1. We never put a heavier cube on a lighter one.
2. The bottom face of every cube (except the bottom one, of course) must have the same color as the top face of the cube below it.

## Input

The input may contain several test cases separated by a blank line. The first line of each test case contains an integer $$n$$ ($$1 \leq n \leq 500$$) indicating the number of cubes you are given. The $$i$$th of the next $$n$$ lines contains the description of the $$i$$th cube. A cube is described by giving the colors of its faces in the following order: front, back, left, right, top, and bottom face. For your convenience (and because we care) colors are identified by integers in the range 1 to 100 (thus, more colors than most computer scientists can distinguish). You may assume that cubes are given in increasing order of their weights; that is, cube 1 is the lightest and cube $$n$$ is the heaviest.

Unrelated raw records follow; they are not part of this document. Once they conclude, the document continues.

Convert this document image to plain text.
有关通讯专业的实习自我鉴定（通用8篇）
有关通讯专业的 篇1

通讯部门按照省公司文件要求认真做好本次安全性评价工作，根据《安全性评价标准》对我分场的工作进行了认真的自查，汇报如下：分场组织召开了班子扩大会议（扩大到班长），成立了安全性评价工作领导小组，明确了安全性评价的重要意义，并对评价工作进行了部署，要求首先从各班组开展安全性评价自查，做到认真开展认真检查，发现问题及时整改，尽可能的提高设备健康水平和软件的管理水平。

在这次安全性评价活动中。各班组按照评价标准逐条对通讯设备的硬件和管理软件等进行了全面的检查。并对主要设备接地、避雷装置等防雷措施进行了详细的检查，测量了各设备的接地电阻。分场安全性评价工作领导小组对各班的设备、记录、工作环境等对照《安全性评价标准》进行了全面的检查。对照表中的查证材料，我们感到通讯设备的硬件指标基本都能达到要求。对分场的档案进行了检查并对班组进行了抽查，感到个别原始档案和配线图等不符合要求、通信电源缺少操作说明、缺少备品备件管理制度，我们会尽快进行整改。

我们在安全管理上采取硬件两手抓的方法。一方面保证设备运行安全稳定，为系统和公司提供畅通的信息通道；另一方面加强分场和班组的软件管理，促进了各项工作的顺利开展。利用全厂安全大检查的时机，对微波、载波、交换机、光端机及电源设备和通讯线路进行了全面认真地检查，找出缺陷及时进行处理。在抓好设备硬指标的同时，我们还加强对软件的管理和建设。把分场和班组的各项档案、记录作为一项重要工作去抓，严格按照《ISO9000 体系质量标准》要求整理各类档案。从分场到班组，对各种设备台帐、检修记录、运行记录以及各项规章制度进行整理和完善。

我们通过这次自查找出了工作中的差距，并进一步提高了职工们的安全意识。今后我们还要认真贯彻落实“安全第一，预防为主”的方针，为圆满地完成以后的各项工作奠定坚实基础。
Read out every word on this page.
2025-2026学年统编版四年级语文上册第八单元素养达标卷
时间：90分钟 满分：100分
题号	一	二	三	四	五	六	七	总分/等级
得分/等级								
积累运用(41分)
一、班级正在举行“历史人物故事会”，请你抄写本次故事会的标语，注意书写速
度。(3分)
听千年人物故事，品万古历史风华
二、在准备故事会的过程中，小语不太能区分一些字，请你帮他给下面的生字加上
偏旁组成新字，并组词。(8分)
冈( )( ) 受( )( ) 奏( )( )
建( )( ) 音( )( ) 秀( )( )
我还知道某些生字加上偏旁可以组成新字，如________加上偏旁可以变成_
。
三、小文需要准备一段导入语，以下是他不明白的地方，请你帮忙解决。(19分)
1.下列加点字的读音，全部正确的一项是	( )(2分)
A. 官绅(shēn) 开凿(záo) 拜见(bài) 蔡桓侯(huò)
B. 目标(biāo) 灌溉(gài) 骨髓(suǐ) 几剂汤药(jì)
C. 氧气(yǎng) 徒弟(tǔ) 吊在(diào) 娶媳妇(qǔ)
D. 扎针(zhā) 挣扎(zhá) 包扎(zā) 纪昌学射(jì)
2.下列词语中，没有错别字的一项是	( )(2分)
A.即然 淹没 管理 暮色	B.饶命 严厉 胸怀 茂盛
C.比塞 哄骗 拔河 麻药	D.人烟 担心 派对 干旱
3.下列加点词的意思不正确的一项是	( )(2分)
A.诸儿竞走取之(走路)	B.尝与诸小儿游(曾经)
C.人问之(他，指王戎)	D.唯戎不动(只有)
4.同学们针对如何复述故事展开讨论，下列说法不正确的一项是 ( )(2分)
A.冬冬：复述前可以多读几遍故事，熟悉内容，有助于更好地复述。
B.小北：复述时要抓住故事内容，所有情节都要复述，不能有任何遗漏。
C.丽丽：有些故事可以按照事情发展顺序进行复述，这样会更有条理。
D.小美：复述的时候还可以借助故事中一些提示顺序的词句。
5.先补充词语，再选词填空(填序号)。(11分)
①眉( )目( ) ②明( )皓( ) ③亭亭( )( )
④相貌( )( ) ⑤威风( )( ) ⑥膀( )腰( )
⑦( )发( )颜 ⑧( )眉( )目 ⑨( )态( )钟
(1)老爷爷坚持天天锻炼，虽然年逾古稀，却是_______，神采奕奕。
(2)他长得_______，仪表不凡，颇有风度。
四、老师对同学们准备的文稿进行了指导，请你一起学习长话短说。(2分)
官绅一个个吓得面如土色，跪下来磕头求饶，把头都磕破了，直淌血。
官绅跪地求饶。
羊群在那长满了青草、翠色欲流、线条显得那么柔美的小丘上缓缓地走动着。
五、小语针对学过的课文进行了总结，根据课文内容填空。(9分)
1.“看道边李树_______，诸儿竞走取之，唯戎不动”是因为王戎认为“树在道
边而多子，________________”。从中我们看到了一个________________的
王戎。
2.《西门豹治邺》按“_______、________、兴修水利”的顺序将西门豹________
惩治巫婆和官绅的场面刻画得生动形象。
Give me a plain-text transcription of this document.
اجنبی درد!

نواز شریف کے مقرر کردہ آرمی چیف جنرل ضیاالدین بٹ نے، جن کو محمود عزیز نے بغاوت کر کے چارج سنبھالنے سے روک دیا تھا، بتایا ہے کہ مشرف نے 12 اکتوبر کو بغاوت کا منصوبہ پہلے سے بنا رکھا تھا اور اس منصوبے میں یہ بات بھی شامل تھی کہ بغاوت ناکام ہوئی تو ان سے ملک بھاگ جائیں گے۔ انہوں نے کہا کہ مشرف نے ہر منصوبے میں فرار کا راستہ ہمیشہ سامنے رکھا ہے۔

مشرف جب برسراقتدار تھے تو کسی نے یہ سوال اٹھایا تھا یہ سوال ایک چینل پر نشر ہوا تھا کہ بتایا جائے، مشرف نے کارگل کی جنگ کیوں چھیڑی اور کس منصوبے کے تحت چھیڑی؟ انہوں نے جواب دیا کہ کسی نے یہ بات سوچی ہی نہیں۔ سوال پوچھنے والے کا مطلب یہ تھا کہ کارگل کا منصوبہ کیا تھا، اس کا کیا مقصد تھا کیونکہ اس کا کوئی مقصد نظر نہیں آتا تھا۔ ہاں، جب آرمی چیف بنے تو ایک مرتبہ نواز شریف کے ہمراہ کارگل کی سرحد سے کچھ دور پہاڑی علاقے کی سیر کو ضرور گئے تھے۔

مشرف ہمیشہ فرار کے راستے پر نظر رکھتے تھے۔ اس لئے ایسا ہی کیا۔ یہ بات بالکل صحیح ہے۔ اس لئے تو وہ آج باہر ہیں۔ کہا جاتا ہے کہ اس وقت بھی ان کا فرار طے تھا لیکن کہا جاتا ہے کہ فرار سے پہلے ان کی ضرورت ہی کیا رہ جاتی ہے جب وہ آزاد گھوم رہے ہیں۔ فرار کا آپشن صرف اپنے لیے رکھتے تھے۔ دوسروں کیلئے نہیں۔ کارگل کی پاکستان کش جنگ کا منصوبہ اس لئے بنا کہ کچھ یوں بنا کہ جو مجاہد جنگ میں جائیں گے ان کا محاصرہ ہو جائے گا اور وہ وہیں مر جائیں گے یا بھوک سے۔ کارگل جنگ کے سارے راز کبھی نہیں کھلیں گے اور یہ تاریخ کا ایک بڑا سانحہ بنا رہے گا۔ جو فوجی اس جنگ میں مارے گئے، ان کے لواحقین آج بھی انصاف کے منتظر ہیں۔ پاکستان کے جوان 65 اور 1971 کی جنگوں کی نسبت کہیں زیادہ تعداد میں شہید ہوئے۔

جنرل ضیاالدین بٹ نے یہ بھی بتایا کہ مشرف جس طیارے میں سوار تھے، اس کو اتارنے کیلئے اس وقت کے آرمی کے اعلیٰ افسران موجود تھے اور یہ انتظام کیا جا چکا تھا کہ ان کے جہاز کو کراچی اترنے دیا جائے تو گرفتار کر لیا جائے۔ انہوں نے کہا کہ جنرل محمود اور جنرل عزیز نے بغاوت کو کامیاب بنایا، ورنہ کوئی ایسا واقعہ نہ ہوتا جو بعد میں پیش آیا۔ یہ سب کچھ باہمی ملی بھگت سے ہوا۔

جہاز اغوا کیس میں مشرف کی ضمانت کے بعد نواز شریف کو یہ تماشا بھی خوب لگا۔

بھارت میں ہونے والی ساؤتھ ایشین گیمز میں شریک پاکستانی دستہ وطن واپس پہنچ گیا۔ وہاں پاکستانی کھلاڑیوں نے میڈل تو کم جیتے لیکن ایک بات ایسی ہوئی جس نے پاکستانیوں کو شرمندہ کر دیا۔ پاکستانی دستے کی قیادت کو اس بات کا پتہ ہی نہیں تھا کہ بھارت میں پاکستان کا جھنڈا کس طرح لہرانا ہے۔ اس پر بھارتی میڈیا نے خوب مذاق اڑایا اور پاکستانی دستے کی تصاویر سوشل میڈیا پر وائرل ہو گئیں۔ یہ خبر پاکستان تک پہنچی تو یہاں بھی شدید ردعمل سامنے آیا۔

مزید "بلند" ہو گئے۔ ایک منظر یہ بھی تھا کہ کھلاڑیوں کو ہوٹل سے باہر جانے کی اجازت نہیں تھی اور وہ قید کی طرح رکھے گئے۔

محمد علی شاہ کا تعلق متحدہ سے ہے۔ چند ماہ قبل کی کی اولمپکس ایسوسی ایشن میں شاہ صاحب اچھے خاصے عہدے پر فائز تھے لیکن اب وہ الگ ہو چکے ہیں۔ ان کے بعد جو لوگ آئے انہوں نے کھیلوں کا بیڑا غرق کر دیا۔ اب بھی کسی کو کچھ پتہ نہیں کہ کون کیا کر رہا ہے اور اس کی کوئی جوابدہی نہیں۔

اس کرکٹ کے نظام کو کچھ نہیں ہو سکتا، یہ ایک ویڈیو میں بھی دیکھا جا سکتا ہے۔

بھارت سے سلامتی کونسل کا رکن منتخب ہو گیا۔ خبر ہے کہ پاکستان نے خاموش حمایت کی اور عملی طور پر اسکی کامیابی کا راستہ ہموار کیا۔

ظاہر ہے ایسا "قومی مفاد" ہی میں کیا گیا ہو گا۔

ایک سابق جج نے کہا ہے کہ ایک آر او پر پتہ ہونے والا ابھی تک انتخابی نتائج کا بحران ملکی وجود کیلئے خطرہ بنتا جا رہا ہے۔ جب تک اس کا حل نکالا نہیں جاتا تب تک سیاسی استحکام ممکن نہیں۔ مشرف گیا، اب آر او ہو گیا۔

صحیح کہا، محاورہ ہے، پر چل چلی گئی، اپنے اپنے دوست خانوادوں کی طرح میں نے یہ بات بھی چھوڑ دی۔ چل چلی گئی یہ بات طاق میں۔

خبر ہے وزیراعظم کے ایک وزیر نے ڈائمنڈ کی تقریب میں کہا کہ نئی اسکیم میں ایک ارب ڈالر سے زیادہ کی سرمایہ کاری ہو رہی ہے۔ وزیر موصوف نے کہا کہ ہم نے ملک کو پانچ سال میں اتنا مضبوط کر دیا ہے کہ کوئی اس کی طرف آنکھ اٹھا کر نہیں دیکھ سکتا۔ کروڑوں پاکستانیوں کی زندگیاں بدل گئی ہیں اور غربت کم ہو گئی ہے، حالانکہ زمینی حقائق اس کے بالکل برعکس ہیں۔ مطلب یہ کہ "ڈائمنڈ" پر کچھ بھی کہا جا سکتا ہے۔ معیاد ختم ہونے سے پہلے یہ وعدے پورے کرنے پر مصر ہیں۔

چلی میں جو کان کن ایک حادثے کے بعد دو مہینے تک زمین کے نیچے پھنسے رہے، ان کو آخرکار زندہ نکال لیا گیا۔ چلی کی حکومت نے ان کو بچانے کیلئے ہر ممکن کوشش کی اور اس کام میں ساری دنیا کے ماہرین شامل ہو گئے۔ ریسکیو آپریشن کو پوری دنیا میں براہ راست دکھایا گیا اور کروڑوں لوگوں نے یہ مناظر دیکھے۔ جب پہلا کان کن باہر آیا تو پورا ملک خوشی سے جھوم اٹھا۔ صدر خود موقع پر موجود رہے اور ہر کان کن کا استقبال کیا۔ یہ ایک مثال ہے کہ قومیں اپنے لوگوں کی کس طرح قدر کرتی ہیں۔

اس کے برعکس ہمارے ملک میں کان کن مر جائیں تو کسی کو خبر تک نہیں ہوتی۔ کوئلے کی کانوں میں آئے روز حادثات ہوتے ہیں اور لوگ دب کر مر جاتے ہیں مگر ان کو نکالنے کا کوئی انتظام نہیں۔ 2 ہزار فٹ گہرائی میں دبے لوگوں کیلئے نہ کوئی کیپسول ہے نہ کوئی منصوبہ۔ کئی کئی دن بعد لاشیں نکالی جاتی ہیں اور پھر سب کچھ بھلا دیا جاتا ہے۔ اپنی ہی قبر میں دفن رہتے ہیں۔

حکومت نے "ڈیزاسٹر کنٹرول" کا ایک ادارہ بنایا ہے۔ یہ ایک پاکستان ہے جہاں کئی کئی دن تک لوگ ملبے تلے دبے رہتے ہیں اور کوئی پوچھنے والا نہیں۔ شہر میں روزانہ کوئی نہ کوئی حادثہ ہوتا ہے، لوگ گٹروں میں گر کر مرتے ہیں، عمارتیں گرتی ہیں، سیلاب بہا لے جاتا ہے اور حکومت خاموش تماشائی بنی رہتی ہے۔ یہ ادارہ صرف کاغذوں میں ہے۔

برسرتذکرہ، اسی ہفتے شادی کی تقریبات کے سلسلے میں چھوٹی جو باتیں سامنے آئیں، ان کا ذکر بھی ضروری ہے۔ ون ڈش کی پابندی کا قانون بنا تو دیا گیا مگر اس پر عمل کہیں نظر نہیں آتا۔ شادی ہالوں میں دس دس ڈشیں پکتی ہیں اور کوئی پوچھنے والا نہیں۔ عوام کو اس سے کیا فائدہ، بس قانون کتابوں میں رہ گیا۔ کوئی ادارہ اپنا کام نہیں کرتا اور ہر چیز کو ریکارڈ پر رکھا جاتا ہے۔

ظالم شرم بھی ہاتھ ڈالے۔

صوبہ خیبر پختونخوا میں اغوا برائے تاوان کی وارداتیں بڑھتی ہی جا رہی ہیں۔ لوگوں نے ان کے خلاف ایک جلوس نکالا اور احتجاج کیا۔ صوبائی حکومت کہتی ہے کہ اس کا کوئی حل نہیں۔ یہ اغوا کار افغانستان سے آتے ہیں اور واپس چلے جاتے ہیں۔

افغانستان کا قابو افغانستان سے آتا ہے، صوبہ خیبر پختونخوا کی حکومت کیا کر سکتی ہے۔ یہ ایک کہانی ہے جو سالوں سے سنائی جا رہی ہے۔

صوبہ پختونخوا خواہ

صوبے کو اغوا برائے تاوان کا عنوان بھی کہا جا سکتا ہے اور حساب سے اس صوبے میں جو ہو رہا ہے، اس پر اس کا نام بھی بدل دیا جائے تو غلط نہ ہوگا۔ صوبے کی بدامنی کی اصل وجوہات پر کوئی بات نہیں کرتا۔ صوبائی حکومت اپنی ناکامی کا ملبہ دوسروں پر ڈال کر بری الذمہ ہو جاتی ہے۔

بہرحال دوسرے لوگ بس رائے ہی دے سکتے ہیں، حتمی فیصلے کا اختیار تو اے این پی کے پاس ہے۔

The input terminates with $$n=0$$.

## Output

For each test case, print the number of cubes in the tallest possible tower on a separate line.

## Sample Input

3
1 2 2 2 1 2
3 3 3 3 3 3
3 2 1 1 1
10
1 5 10 3 6 5
2 6 7 3 6 9
5 7 3 2 1 9
1 3 3 5 8 10
6 6 2 2 4 4
1 2 3 4 5 6
10 9 8 7 6 5
6 1 2 3 4 7
1 2 3 3 2 1
3 2 1 1 2 3
0


## Sample Output

2
8


This is based on challenge 10051 of the ACM International Collegiate Programming Contest. Test input is provided by uDebug.